Historically, patients with lymphoma have been included in phase I trials together with patients with solid tumors. However, several phase I studies are nowadays specifically designed for patients with lymphomas. This is particularly appealing given the biology of lymphomas and the relative rarity of some specific lymphoma subtypes. In addition, even if the classical path of drug approval in oncology goes from phase I, to exploratory phase II, to randomized phase III studies, most of the recent drugs approvals in lymphomas were based on results of single arm phase II studies (Gopal et al., 2014, Wang et al., 2013, Younes et al., 2012, Pro et al., 2012, Byrd et al., 2013, Stathis et al., 2018), thus highlighting the importance of disease-specific phase I trials as a critical step in the evaluation of a new drug or drugs combination in lymphomas.
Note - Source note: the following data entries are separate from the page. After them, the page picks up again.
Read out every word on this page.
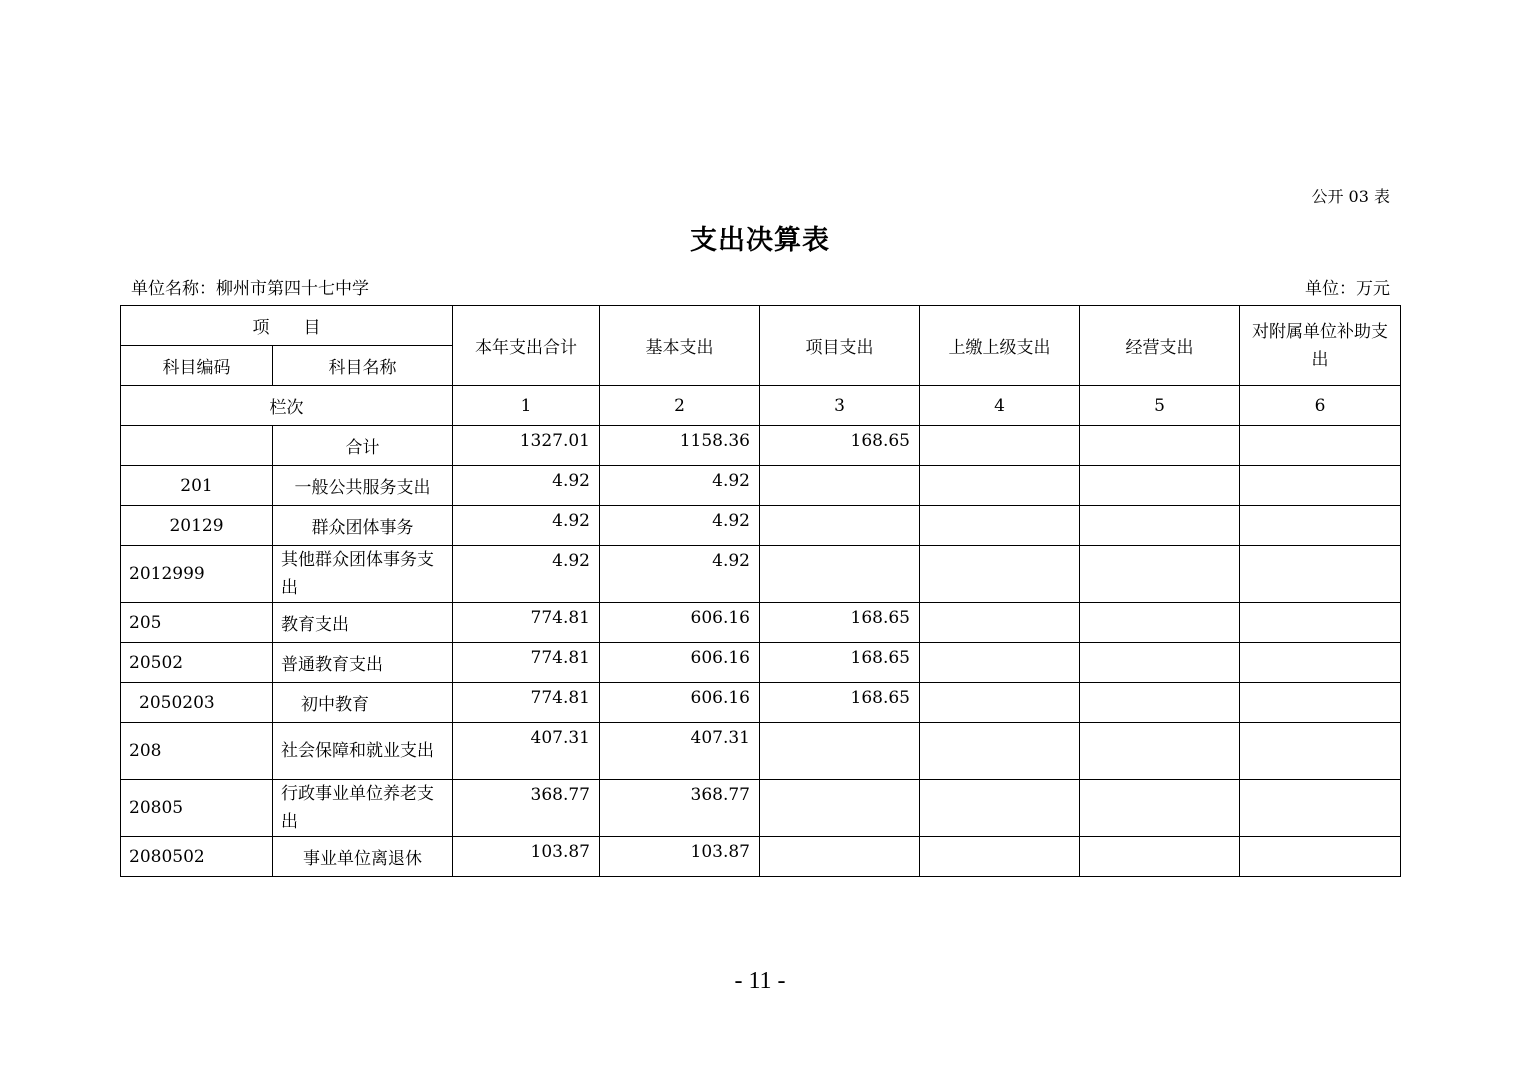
公开 03 表
支出决算表
单位名称：柳州市第四十七中学	单位：万元
项　　目		本年支出合计	基本支出	项目支出	上缴上级支出	经营支出	对附属单位补助支出
科目编码	科目名称						
栏次		1	2	3	4	5	6
	合计	1327.01	1158.36	168.65			
201	一般公共服务支出	4.92	4.92				
20129	群众团体事务	4.92	4.92				
2012999	其他群众团体事务支出	4.92	4.92				
205	教育支出	774.81	606.16	168.65			
20502	普通教育支出	774.81	606.16	168.65			
2050203	初中教育	774.81	606.16	168.65			
208	社会保障和就业支出	407.31	407.31				
20805	行政事业单位养老支出	368.77	368.77				
2080502	事业单位离退休	103.87	103.87				
- 11 -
Most reviews of published phase I trials include trials enrolling mainly patients with solid tumors and may not reflect drug development in lymphomas (Arkenau et al., 2008, Arkenau et al., 2009, Schwaederle et al., 2016, Mackley et al., 2021). Furthermore, the increased number of new agents targeting specifically relevant pathogenetic pathways of lymphoid malignancies, as well as the lack of standard methodology criteria in hematologic malignancies highlight the need for specific guidelines.

Here, we present results of a systematic review of phase I trials specifically conducted for patients with lymphomas published between 2015 and 2020, aiming at describing their characteristics in terms of methodology used, agents investigated, their safety and preliminary antitumor activity.